In 2007, the court issued a ruling for planners and, one could argue, for community control. The case involved a City of Hanford zoning regulation that prohibited most furniture sales in a planned commercial (PC) zoning district. The regulation was intended to help preserve the economic viability of downtown Hanford, which had nice collection of furniture stores in its mix of uses. A retailer located in the PC district challenged the ordinance as an unconstitutional limit on economic activity and won at the Fifth District Court of Appeal.

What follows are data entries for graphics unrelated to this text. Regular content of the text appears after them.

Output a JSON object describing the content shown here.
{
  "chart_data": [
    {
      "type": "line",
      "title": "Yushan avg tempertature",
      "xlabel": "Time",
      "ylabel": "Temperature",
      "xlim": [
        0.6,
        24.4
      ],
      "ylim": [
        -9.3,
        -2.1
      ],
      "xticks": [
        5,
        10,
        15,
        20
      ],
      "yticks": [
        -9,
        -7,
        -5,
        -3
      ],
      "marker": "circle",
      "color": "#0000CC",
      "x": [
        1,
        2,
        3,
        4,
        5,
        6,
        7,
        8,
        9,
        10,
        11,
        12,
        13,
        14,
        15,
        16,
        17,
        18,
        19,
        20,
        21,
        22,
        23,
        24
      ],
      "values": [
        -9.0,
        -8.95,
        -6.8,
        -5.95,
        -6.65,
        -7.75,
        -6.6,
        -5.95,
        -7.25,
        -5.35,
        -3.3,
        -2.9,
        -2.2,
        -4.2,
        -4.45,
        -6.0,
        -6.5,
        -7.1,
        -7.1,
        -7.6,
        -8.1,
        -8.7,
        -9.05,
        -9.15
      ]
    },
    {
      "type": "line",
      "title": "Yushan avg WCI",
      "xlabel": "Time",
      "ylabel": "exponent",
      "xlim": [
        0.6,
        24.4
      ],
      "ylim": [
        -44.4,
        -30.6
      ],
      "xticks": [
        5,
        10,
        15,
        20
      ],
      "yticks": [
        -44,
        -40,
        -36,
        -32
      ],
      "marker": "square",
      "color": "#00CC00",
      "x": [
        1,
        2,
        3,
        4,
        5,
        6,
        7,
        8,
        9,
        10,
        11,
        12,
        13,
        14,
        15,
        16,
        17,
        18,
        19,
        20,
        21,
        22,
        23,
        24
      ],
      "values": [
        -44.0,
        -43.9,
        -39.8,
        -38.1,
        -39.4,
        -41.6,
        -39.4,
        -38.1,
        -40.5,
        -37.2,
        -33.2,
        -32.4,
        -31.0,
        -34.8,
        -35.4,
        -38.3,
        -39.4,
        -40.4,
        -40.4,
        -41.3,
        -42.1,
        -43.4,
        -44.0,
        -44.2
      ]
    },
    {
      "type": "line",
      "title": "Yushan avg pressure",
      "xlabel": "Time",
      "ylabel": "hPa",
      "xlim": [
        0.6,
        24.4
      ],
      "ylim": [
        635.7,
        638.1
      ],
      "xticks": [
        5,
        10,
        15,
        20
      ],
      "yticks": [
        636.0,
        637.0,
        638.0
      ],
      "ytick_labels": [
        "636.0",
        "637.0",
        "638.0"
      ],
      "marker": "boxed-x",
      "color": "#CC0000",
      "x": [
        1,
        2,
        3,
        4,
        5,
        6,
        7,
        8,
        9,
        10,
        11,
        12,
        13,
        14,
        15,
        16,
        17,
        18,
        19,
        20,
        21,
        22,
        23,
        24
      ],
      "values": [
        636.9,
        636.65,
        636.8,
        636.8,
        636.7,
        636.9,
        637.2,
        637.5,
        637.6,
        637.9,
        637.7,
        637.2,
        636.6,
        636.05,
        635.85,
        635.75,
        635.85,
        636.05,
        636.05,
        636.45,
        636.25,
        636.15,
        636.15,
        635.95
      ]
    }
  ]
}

But George led the state high court's unanimous reversal. "In the present case, it is clear that the zoning ordinance's general prohibition on the sale of furniture in the PC district — although concededly intended, at least in part, to regulate competition — was adopted to promote the legitimate public purpose of preserving the economic viability of the Hanford downtown business district, rather than to serve any impermissible private anti-competitive purpose," George wrote in Hernandez v. City of Hanford, 41 Ca. 4th 279 (2007). Again, the court headed off chaos, as the Fifth District's decision could have been used as a basis to challenge all sorts of Euclidian zoning regulation.
During recent years, the state high court has taken an unprecedented interest in the fine details of the California Environmental Quality Act (CEQA). The court has issued nine CEQA decision during the past four years (including one case dealing more with timber harvest plans than CEQA), and eight of those nine decisions were by 7-0. One ruling had a single judge's concurring opinion, and one ruling brought a lone dissent. It's true the court hasn't had a real wildcard from the left or right since Janice Rogers Brown departed in 2005. Still, only through the chief justice's leadership could the seven-member court find unanimity on nearly every CEQA issue. And, taken as a whole, the CEQA decisions carve a path right down the middle. Neither environmentalists nor developers are on a big winning streak at the court.
This isn't to say the George court hasn't had sharp disagreements on land use law. On issues of due process for property owners and the taking of private property, the court has often split 4-3 or 5-2 in favor of regulators, with George in the majority. In general, though, those rulings upheld the regulatory system devised by voters or legislators, and implemented by various agencies. The rulings were conservative in that they did not significantly depart from legal precedent or well-established practices.
One final point: Some recent U.S. Supreme Court decisions on land use matters have provided very little useful direction for planners, developers or anyone else involved. In the most recent decision, involving the rather bizarre notion of "judicial takings," it's difficult to figure out even who won.
At the California Supreme Court – at least during the George years – there has been little need to parse tea leaves or ask law professors to select the winner. Decisions may be fairly narrowly drawn, but they are clear and often useful to practitioners. Let's hope such decisions keep coming under the state's next chief justice.